Related policies and contact

This policy should be read together with our author guidelines, editorial policies and research integrity framework. Authors preparing a submission can begin at submit your manuscript or browse our journals.

Questions about data sharing may be sent to [email protected], or by post to Directive Publications, 30 N Gould St, Sheridan, WY 82801, USA. This policy is reviewed periodically and updated as our practices and the wider standards evolve.

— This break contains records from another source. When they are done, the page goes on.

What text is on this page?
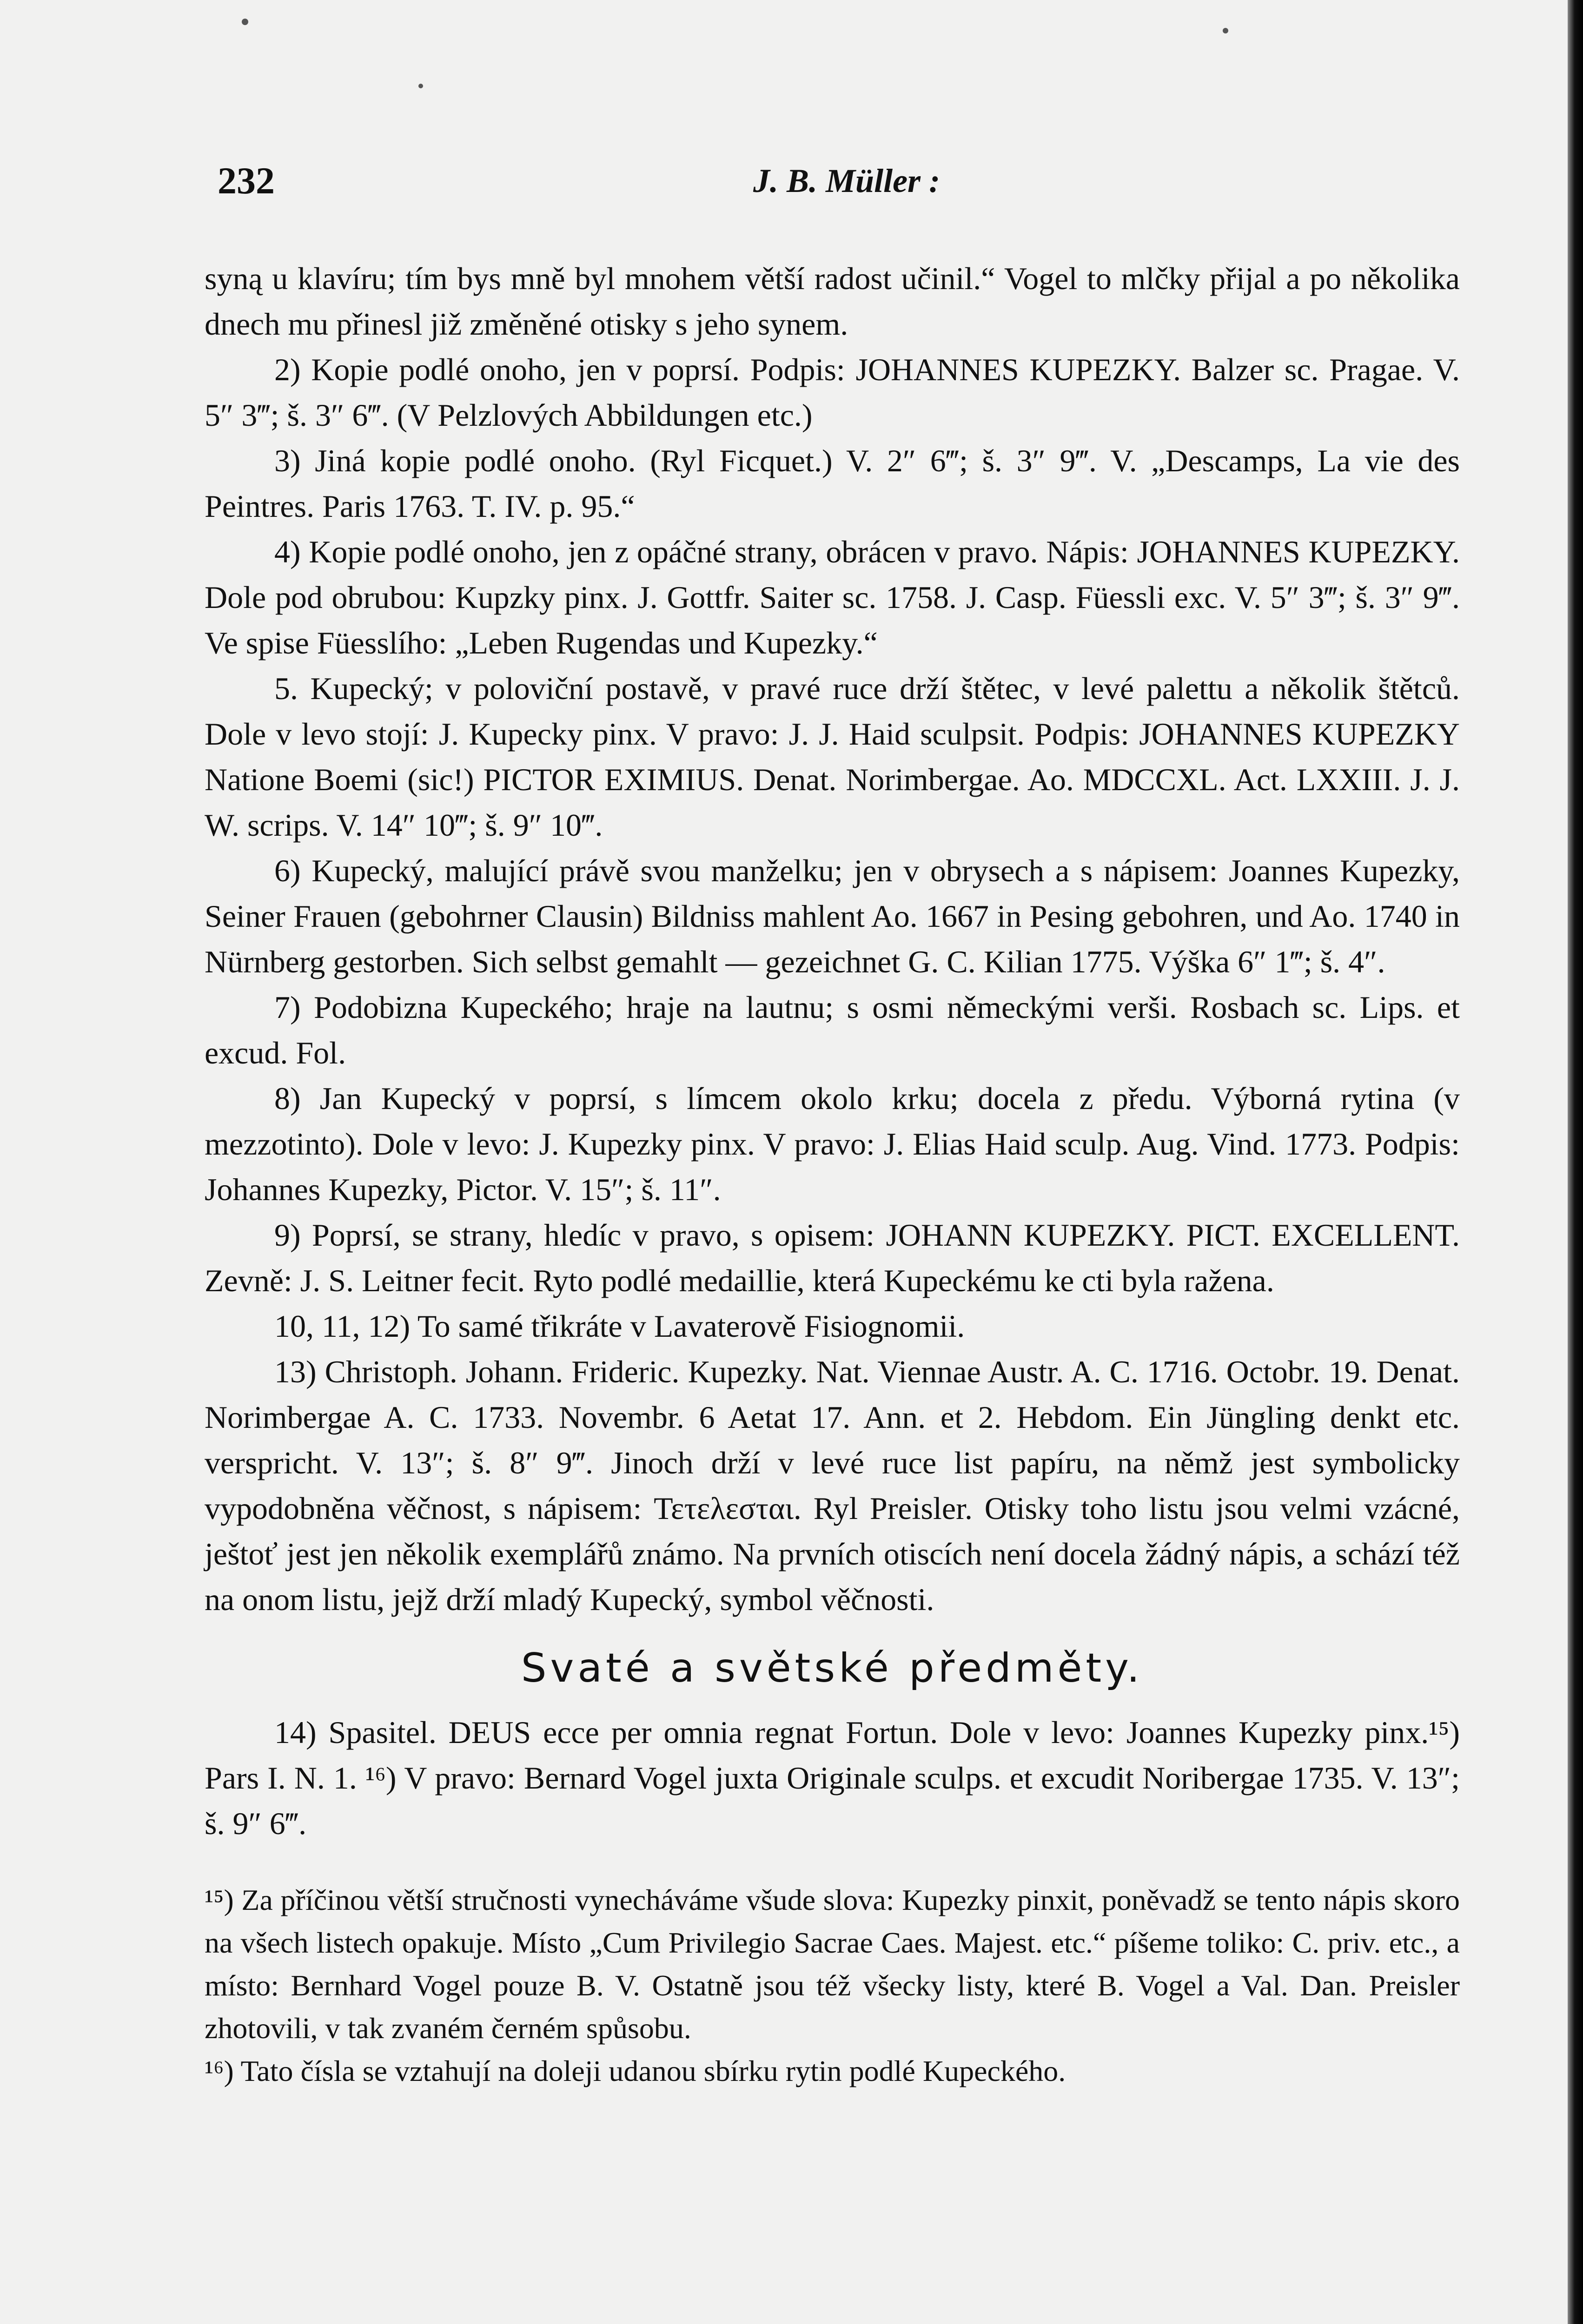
232	J. B. Müller :

syną u klavíru; tím bys mně byl mnohem větší radost učinil.“ Vogel to mlčky přijal a po několika dnech mu přinesl již změněné otisky s jeho synem.

2) Kopie podlé onoho, jen v poprsí. Podpis: JOHANNES KUPEZKY. Balzer sc. Pragae. V. 5″ 3‴; š. 3″ 6‴. (V Pelzlových Abbildungen etc.)

3) Jiná kopie podlé onoho. (Ryl Ficquet.) V. 2″ 6‴; š. 3″ 9‴. V. „Descamps, La vie des Peintres. Paris 1763. T. IV. p. 95.“

4) Kopie podlé onoho, jen z opáčné strany, obrácen v pravo. Nápis: JOHANNES KUPEZKY. Dole pod obrubou: Kupzky pinx. J. Gottfr. Saiter sc. 1758. J. Casp. Füessli exc. V. 5″ 3‴; š. 3″ 9‴. Ve spise Füesslího: „Leben Rugendas und Kupezky.“

5. Kupecký; v poloviční postavě, v pravé ruce drží štětec, v levé palettu a několik štětců. Dole v levo stojí: J. Kupecky pinx. V pravo: J. J. Haid sculpsit. Podpis: JOHANNES KUPEZKY Natione Boemi (sic!) PICTOR EXIMIUS. Denat. Norimbergae. Ao. MDCCXL. Act. LXXIII. J. J. W. scrips. V. 14″ 10‴; š. 9″ 10‴.

6) Kupecký, malující právě svou manželku; jen v obrysech a s nápisem: Joannes Kupezky, Seiner Frauen (gebohrner Clausin) Bildniss mahlent Ao. 1667 in Pesing gebohren, und Ao. 1740 in Nürnberg gestorben. Sich selbst gemahlt — gezeichnet G. C. Kilian 1775. Výška 6″ 1‴; š. 4″.

7) Podobizna Kupeckého; hraje na lautnu; s osmi německými verši. Rosbach sc. Lips. et excud. Fol.

8) Jan Kupecký v poprsí, s límcem okolo krku; docela z předu. Výborná rytina (v mezzotinto). Dole v levo: J. Kupezky pinx. V pravo: J. Elias Haid sculp. Aug. Vind. 1773. Podpis: Johannes Kupezky, Pictor. V. 15″; š. 11″.

9) Poprsí, se strany, hledíc v pravo, s opisem: JOHANN KUPEZKY. PICT. EXCELLENT. Zevně: J. S. Leitner fecit. Ryto podlé medaillie, která Kupeckému ke cti byla ražena.

10, 11, 12) To samé třikráte v Lavaterově Fisiognomii.

13) Christoph. Johann. Frideric. Kupezky. Nat. Viennae Austr. A. C. 1716. Octobr. 19. Denat. Norimbergae A. C. 1733. Novembr. 6 Aetat 17. Ann. et 2. Hebdom. Ein Jüngling denkt etc. verspricht. V. 13″; š. 8″ 9‴. Jinoch drží v levé ruce list papíru, na němž jest symbolicky vypodobněna věčnost, s nápisem: Τετελεσται. Ryl Preisler. Otisky toho listu jsou velmi vzácné, ještoť jest jen několik exemplářů známo. Na prvních otiscích není docela žádný nápis, a schází též na onom listu, jejž drží mladý Kupecký, symbol věčnosti.

Svaté a světské předměty.

14) Spasitel. DEUS ecce per omnia regnat Fortun. Dole v levo: Joannes Kupezky pinx.¹⁵) Pars I. N. 1. ¹⁶) V pravo: Bernard Vogel juxta Originale sculps. et excudit Noribergae 1735. V. 13″; š. 9″ 6‴.

¹⁵) Za příčinou větší stručnosti vynecháváme všude slova: Kupezky pinxit, poněvadž se tento nápis skoro na všech listech opakuje. Místo „Cum Privilegio Sacrae Caes. Majest. etc.“ píšeme toliko: C. priv. etc., a místo: Bernhard Vogel pouze B. V. Ostatně jsou též všecky listy, které B. Vogel a Val. Dan. Preisler zhotovili, v tak zvaném černém spůsobu.

¹⁶) Tato čísla se vztahují na doleji udanou sbírku rytin podlé Kupeckého.
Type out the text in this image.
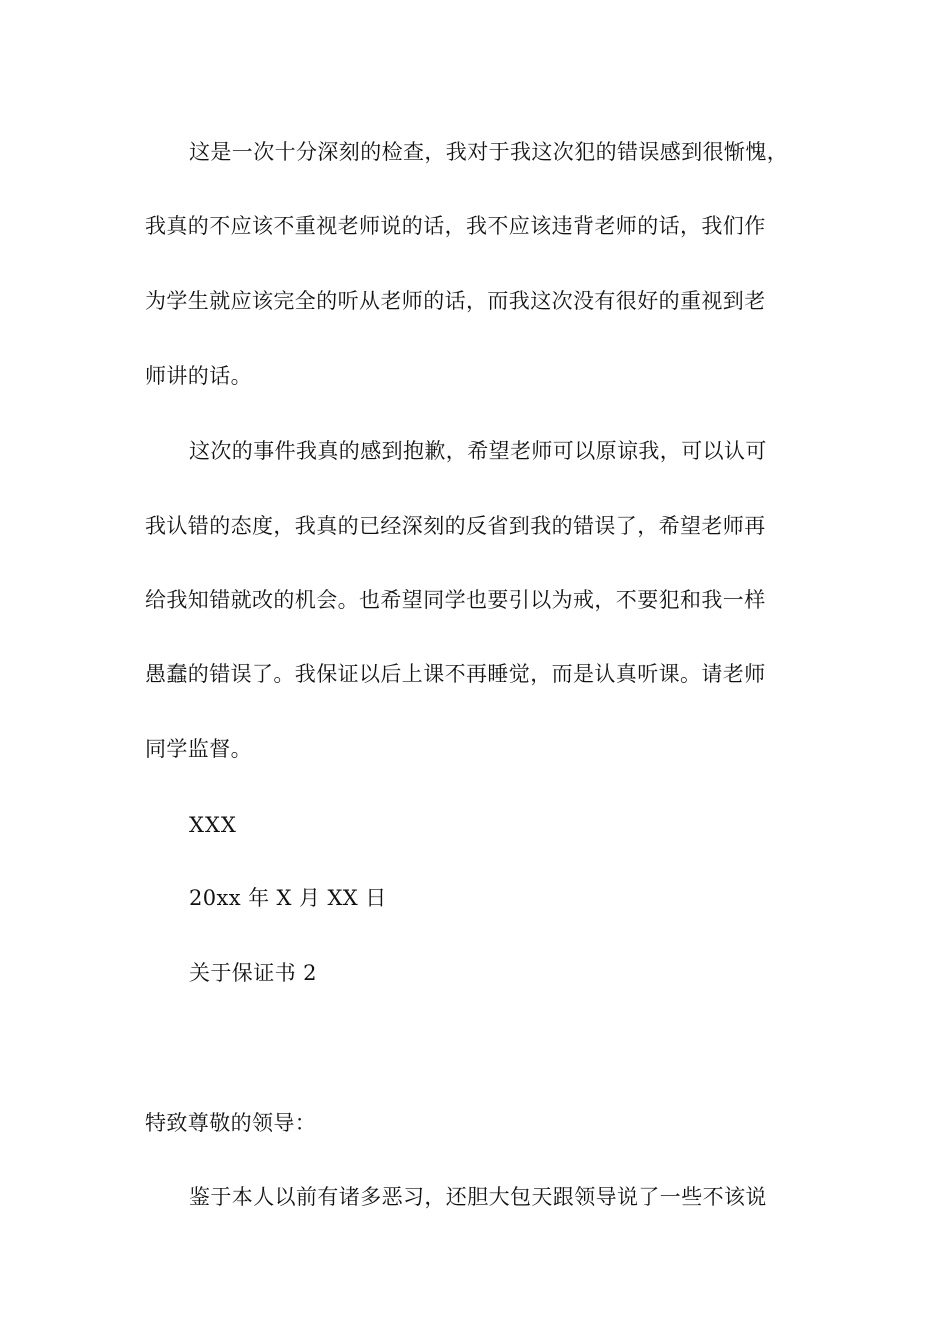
这是一次十分深刻的检查，我对于我这次犯的错误感到很惭愧，
我真的不应该不重视老师说的话，我不应该违背老师的话，我们作
为学生就应该完全的听从老师的话，而我这次没有很好的重视到老
师讲的话。
这次的事件我真的感到抱歉，希望老师可以原谅我，可以认可
我认错的态度，我真的已经深刻的反省到我的错误了，希望老师再
给我知错就改的机会。也希望同学也要引以为戒，不要犯和我一样
愚蠢的错误了。我保证以后上课不再睡觉，而是认真听课。请老师
同学监督。
XXX
20xx 年 X 月 XX 日
关于保证书 2
特致尊敬的领导：
鉴于本人以前有诸多恶习，还胆大包天跟领导说了一些不该说
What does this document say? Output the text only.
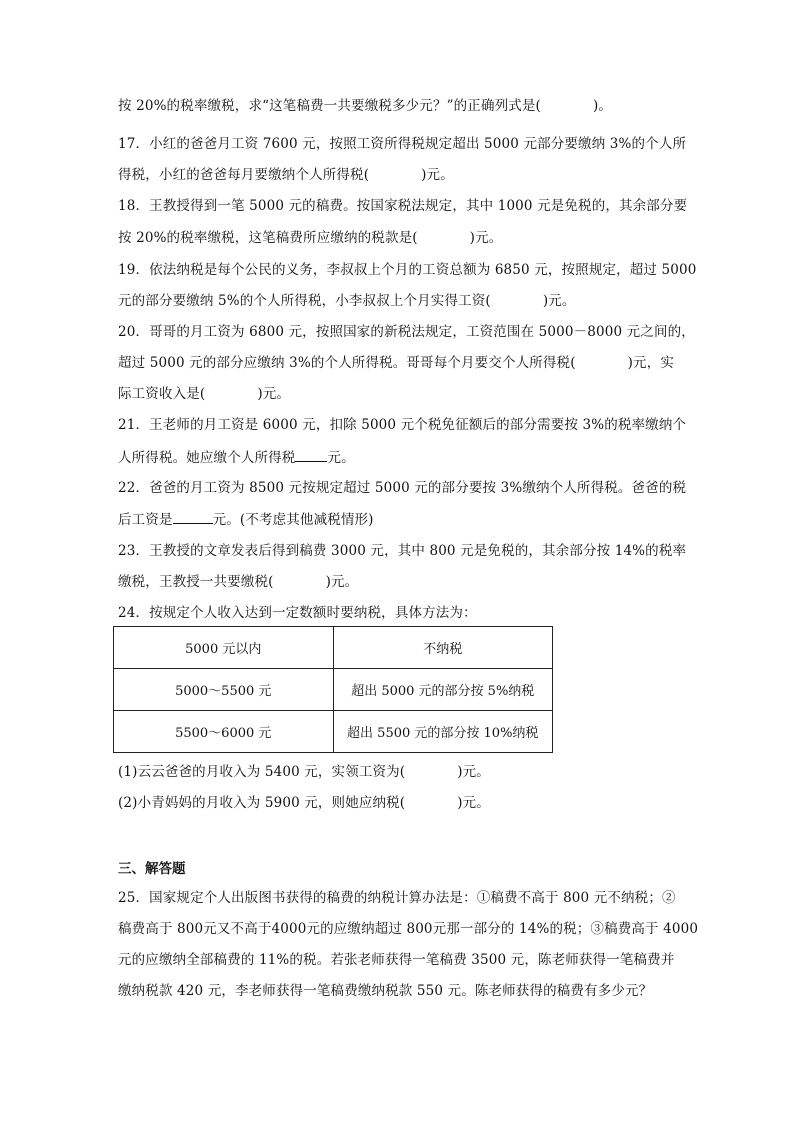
按 20%的税率缴税，求“这笔稿费一共要缴税多少元？”的正确列式是(	)。
17．小红的爸爸月工资 7600 元，按照工资所得税规定超出 5000 元部分要缴纳 3%的个人所
得税，小红的爸爸每月要缴纳个人所得税(	)元。
18．王教授得到一笔 5000 元的稿费。按国家税法规定，其中 1000 元是免税的，其余部分要
按 20%的税率缴税，这笔稿费所应缴纳的税款是(	)元。
19．依法纳税是每个公民的义务，李叔叔上个月的工资总额为 6850 元，按照规定，超过 5000
元的部分要缴纳 5%的个人所得税，小李叔叔上个月实得工资(	)元。
20．哥哥的月工资为 6800 元，按照国家的新税法规定，工资范围在 5000－8000 元之间的，
超过 5000 元的部分应缴纳 3%的个人所得税。哥哥每个月要交个人所得税(	)元，实
际工资收入是(	)元。
21．王老师的月工资是 6000 元，扣除 5000 元个税免征额后的部分需要按 3%的税率缴纳个
人所得税。她应缴个人所得税 元。
22．爸爸的月工资为 8500 元按规定超过 5000 元的部分要按 3%缴纳个人所得税。爸爸的税
后工资是	元。(不考虑其他减税情形)
23．王教授的文章发表后得到稿费 3000 元，其中 800 元是免税的，其余部分按 14%的税率
缴税，王教授一共要缴税(	)元。
24．按规定个人收入达到一定数额时要纳税，具体方法为：
5000 元以内	不纳税
5000～5500 元	超出 5000 元的部分按 5%纳税
5500～6000 元	超出 5500 元的部分按 10%纳税
(1)云云爸爸的月收入为 5400 元，实领工资为(	)元。
(2)小青妈妈的月收入为 5900 元，则她应纳税(	)元。
三、解答题
25．国家规定个人出版图书获得的稿费的纳税计算办法是：①稿费不高于 800 元不纳税；②
稿费高于 800元又不高于4000元的应缴纳超过 800元那一部分的 14%的税；③稿费高于 4000
元的应缴纳全部稿费的 11%的税。若张老师获得一笔稿费 3500 元，陈老师获得一笔稿费并
缴纳税款 420 元，李老师获得一笔稿费缴纳税款 550 元。陈老师获得的稿费有多少元？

Frequently Asked Questions

Do I have to include a Data Availability Statement, and what should it say?
Yes. A Data Availability Statement is required in every research article and is published with the accepted paper. It must state where the data underlying your results can be found, in what repository or form, and under what access terms. Choose the option that fits your study — open deposit with a DOI or accession number; within the article and supplementary files; third-party data with its source cited; controlled-access with the access route named; ethically or legally restricted with the reasons and request procedure stated; or no new data generated — and word the statement using the templates in the policy.
What if my data can't be shared publicly for privacy, consent, legal or commercial reasons?
These are legitimate exceptions. You do not have to publish sensitive or restricted data openly, but you should still make the study transparent: deposit open metadata so the dataset is findable, provide de-identified or controlled-access versions where possible, name the body that controls access, and give the procedure to request it. The policy provides ready-to-use wordings for controlled-access, privacy-restricted, and cannot-be-shared cases.
Which repository should I use, and does my dataset need its own DOI?
Use a recognised discipline-specific repository first; if none fits your data type, use a trusted generalist repository such as Zenodo, Dryad, figshare, Harvard Dataverse, OSF or Mendeley Data. You can find a suitable repository via re3data.org and FAIRsharing.org. Your dataset should carry a repository-minted dataset DOI (usually issued through DataCite) or a stable accession number. Note this is separate from your article's DOI, which Directive Publications registers with Crossref under prefix 10.52338.
Is 'data available from the author on request' acceptable?
Generally no, not as your sole statement. Deposit in a repository is expected wherever it is possible, because on-request access is harder to verify and sustain. The on-request wording is acceptable only when documented legal or ethical constraints genuinely prevent open deposit — and even then you should provide open metadata and a clear access procedure.
Do I need to share my code and software as well as my data?
It is strongly encouraged. Where your analysis relies on custom code, add a code availability statement, deposit the code in a repository that issues a DOI, release it under a recognised open-source licence, and include documentation so others can reuse it. If code or materials cannot be shared, state that clearly and explain why.
How does Directive Publications keep the published article and its metadata available over the long term?
We safeguard the record through several honest, current measures: every article receives a persistent Crossref DOI (prefix 10.52338); article metadata are openly harvestable via OAI-PMH and available as JATS XML; we maintain regular secure off-site backups of the database and full site in a separate location; and CC BY 4.0 licensing permits third parties to archive and redistribute the work — open, DOI-identified content can, for example, be captured by services such as the Internet Archive. We are also actively pursuing a formal digital-archiving arrangement. These are current practices and forward plans offered in good faith, not a permanence guarantee.